Une vie si convenable

L'ouvrage:
2011. Grace et Andrew sont frères et soeurs. Ils ont hérité de la grande maison de leur grand-mère qu'ils partagent. Le jour où Andrew commence à avoir une relation sérieuse avec James, les choses se corsent, car James et Grace ne s'entendent pas vraiment.
D'autre part, la jeune femme écrit une thèse sur les mères célibataires au début du vingtième siècle. En outre, quelqu'un lui a demandé de lire un roman édité à compte d'auteur: elle doit donner son avis sur une éventuelle publication. Ce roman, dont l'action commence en 1929, trouve un écho dans la vie personnelle et les recherches de Grace.

Critique:
J'avais arrêté de lire Ruth Rendell, trouvant certains de ses romans trop plats. J'ai pris celui-là parce que j'aime bien le lecteur qui l'a enregistré, et que le résumé semblait intéressant. Je ne regrette pas ma lecture.

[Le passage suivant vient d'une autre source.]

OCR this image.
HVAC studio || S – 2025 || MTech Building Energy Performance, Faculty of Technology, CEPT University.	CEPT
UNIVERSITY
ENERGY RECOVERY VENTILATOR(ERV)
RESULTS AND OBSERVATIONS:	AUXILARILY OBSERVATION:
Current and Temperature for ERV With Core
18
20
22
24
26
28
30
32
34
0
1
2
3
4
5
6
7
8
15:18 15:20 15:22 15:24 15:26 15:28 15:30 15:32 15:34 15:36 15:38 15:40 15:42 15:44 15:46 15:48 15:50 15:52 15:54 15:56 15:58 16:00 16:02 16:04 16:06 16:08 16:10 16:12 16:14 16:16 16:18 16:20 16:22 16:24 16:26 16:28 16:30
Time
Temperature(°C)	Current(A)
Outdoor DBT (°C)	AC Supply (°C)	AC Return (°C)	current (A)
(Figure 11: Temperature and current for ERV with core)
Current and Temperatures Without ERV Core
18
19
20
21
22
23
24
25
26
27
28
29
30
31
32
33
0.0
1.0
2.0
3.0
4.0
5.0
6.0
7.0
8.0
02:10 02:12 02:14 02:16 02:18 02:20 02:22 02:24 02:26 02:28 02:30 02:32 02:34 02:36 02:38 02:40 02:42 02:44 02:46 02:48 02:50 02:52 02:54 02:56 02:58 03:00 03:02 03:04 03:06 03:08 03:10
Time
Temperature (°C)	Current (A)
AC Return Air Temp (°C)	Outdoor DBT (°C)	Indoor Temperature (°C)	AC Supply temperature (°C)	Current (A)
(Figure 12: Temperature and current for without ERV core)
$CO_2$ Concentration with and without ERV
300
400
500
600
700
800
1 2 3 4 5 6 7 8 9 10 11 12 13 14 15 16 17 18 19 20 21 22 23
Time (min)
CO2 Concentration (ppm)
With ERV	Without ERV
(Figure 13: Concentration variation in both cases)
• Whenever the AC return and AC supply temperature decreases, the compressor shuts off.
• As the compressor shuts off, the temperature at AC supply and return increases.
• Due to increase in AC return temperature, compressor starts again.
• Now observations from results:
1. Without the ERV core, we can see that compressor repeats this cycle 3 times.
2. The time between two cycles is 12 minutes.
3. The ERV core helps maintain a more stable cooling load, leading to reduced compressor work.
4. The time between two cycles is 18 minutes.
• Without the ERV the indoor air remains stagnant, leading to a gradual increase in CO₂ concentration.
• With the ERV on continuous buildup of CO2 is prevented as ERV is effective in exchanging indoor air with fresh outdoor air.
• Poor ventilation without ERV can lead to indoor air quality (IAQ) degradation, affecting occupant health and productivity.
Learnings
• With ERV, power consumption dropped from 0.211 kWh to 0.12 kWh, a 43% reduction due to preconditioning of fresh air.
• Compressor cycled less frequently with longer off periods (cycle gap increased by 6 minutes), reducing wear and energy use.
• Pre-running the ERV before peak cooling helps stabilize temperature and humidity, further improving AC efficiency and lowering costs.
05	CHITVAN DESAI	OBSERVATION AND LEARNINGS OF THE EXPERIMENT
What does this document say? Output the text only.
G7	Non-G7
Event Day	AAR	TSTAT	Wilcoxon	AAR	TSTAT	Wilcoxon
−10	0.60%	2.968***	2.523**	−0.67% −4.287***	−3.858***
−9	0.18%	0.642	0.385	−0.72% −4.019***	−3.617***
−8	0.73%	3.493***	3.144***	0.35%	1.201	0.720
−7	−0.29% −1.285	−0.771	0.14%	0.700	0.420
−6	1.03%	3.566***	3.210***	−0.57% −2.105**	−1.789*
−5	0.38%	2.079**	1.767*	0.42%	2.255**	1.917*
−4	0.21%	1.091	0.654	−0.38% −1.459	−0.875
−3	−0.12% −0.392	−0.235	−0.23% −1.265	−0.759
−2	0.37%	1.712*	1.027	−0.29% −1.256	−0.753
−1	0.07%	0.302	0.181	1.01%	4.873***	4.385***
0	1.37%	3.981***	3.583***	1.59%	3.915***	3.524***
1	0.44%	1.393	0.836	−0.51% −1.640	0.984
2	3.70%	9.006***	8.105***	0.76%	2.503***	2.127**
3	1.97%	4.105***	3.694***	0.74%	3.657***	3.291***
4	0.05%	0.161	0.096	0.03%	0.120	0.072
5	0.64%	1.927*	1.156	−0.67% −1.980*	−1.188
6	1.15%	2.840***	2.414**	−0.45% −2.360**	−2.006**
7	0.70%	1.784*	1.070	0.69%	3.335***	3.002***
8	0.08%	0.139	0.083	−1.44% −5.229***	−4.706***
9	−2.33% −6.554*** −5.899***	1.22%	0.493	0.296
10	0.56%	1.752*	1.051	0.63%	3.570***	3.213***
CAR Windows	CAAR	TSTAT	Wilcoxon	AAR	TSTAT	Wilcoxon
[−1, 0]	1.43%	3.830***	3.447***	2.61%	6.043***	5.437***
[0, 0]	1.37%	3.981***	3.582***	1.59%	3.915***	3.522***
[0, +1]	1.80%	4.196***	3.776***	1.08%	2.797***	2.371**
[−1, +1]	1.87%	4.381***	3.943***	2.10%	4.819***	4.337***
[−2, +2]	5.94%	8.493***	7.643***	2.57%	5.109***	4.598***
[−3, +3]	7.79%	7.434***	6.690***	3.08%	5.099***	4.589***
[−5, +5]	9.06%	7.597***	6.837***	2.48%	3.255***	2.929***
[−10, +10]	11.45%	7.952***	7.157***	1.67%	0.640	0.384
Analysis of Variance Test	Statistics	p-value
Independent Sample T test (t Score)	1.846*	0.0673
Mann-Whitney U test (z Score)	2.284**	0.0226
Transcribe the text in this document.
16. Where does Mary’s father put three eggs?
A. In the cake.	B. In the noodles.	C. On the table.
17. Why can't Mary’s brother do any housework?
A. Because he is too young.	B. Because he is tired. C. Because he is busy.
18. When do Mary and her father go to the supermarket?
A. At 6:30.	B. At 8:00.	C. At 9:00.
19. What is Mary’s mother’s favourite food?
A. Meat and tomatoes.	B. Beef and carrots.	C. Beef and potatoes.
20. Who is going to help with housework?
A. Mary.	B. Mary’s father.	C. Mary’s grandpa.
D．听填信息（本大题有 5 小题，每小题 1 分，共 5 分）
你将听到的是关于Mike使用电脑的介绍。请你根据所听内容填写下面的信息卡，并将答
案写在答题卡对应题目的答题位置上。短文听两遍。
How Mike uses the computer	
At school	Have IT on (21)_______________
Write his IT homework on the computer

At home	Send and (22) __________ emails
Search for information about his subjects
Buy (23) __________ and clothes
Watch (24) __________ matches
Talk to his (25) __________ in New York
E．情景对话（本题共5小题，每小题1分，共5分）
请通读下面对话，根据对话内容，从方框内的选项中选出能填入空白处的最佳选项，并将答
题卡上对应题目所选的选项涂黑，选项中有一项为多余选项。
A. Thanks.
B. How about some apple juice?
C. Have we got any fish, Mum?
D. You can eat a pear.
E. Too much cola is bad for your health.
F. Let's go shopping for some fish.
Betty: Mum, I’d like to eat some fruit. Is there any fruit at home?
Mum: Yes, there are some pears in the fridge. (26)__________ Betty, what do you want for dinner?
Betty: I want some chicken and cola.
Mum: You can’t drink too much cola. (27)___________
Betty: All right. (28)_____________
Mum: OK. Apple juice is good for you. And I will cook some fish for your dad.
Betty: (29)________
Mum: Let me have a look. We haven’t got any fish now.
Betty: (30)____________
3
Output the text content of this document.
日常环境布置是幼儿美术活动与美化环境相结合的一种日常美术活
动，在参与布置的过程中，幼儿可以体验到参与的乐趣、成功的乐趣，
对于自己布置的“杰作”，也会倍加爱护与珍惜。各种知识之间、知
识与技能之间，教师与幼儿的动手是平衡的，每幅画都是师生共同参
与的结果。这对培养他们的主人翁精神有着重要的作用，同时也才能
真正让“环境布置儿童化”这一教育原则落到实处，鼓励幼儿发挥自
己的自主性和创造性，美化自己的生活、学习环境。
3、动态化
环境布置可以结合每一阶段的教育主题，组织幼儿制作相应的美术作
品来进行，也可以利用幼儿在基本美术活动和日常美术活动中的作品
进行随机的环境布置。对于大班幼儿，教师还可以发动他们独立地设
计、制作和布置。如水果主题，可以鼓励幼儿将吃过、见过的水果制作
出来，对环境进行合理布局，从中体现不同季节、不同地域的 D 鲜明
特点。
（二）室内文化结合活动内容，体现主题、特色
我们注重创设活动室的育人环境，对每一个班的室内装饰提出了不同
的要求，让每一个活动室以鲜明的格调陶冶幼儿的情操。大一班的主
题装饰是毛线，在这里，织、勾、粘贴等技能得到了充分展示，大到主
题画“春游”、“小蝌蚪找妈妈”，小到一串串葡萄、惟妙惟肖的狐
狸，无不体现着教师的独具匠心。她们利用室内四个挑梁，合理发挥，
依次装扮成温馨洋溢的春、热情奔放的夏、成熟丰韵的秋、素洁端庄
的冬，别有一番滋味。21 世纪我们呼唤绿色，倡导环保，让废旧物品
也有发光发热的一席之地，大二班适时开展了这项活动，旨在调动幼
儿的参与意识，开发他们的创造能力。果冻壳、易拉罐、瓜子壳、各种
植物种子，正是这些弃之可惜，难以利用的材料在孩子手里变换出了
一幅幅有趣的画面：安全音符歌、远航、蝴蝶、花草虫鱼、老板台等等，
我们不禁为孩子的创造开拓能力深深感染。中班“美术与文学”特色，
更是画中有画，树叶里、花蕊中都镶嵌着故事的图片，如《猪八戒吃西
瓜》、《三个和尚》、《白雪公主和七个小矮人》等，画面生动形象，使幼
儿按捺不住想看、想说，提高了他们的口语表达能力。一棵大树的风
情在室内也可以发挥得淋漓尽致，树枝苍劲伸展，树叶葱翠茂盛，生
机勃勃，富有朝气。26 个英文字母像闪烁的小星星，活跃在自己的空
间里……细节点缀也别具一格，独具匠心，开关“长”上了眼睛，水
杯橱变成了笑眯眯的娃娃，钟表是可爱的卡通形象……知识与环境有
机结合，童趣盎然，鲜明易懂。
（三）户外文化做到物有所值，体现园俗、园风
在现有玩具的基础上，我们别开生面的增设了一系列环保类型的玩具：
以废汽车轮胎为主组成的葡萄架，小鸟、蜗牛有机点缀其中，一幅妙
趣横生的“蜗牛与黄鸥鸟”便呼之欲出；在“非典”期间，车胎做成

La structure est un peu déroutante, mais on la trouve dans d'autres romans, notamment dans «La poursuite du bonheur», de Douglas Kennedy. Les premiers chapitres dépeignent la situation de Grace, Andrew et James. Puis, vient le roman qu'on a demandé à Grace de lire. Enfin, on revient sur Grace. Le défaut de cette structure est qu'on peut être un peu déboussolé quand, après s'être habitué à des personnages, on passe soudain à d'autres. Cela a été mon cas. Cependant, à mesure de ma lecture, j'ai trouvé que cette structure apportait un plus au roman, car elle permettait de relier les deux histoires, de faire des passerelles entre les thèmes abordés.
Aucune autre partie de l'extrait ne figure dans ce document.